All transcripts were subject to functional annotation and classification. About half of the full-length transcripts were annotated by KEGG, GO and KOG databases. In general, 187,139 (93.57%) transcripts were found in at least one database and 20.81% of the transcripts were found in all databases (Table 4). The metascape website first obtained GO annotations from Gene Ontology (http://geneontology.org/, 2019-07-01)57. GO terms were assigned to each isoform based on the corresponding homologs in UniProtKB database. A total of 97,823 (48.91%) transcripts were annotated to multiple GO classification terms. In the “biological process” category, the majority of the transcripts were represented by ‘cellular process’ (63,996), ‘biological regulation’ (55,142) and ‘single-organism process’ (54,805) terms. On the other hand, ‘cell’ (86,603) was the most represented item in the “cellular component” category, while ‘binding’ (62,070) was the most common term in the “molecular function” category (Fig. 2). Further analysis of the KEGG annotations revealed that most transcripts were enriched in signal transduction (13,791), endocrine system (6,935), immune system (5,791), cellular community-eukaryotes (5,744) and transport and catabolism (5,645). With KOG analysis, 82,456 (41.23%) transcripts were annotated and classified into 26 KOG categories. The largest cluster was “Signal transduction mechanisms (T)”, indicating that most of the function represented by these transcripts are for the basic mechanisms controlling cell growth, proliferation, metabolism, and many other processes. The next largest cluster was ‘the general function prediction only (R)’, followed by ‘Posttranslational modification, protein turnover, chaperones (O)’, ‘Cytoskeleton (Z)’ and ‘Transcription (K)’.
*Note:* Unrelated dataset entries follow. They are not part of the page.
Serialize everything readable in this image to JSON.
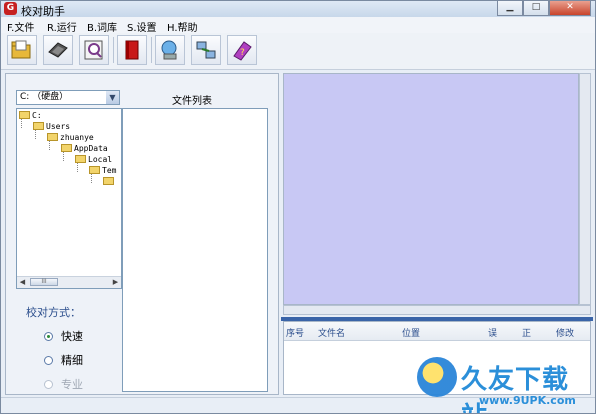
{
  "window": {
    "title": "校对助手",
    "close_glyph": "✕",
    "minimize_glyph": "▁",
    "maximize_glyph": "□"
  },
  "menu": [
    "F.文件",
    "R.运行",
    "B.词库",
    "S.设置",
    "H.帮助"
  ],
  "toolbar": {
    "buttons": [
      "open-folder-icon",
      "disk-icon",
      "search-doc-icon",
      "book-icon",
      "network-icon",
      "connect-icon",
      "help-book-icon"
    ]
  },
  "left": {
    "drive": "C: （硬盘）",
    "filelist_header": "文件列表",
    "tree": [
      "C:",
      "Users",
      "zhuanye",
      "AppData",
      "Local",
      "Tem",
      ""
    ],
    "scroll_thumb": "III"
  },
  "mode": {
    "label": "校对方式：",
    "options": [
      {
        "label": "快速",
        "selected": true,
        "enabled": true
      },
      {
        "label": "精细",
        "selected": false,
        "enabled": true
      },
      {
        "label": "专业",
        "selected": false,
        "enabled": false
      }
    ]
  },
  "results": {
    "columns": [
      "序号",
      "文件名",
      "位置",
      "误",
      "正",
      "修改"
    ]
  },
  "watermark": {
    "main": "久友下载站",
    "sub": "www.9UPK.com"
  },
  "colors": {
    "preview_bg": "#c8c8f4",
    "splitter": "#3a64a8",
    "header_text": "#2a4d8c"
  }
}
We obtained 34,364 candidate lncRNAs determined by the coding ability of the predicted sequence. In order to improve the accuracy of predicted lncRNA, sequences with ORF > 300 bp and which aligned against the avian protein databases were excluded, leaving 23,755 remaining sequences. The average gene expression of predicted lncRNAs is much lower than that of protein-coding RNAs (Fig. 3). In addition, the number of exons in lncRNAs is also significantly less than that of protein-coding RNAs. 71.72% of the predicted lncRNAs have only a single exon and only 11.36% of lncRNAs have more than two exons (Fig. 3).
Quality control of AS events
More than 99% of full-length transcripts were mapped to the reference genome, and 18,328 gene models predicted (Table 5). We identified 35,031 AS events from 3,346 gene models. RI predominated, accounting for 61.86% of alternative transcripts. Except for AL (9.62%) and MX (8.13%), other AS types, such as RI (61.86%), SE (53.44%), A3 (50.30%), A5 (44.98%) and AF (29.63%), are more common in alternative splicing events (Fig. 4). Most genes exhibited only one model of AS, with only 70 genes showing every AS type (Fig. 5). We found that the number of AS events within genes is correlated with the number of exons, indicating that the complexity and diversity of transcription is enhanced by AS as exons increase.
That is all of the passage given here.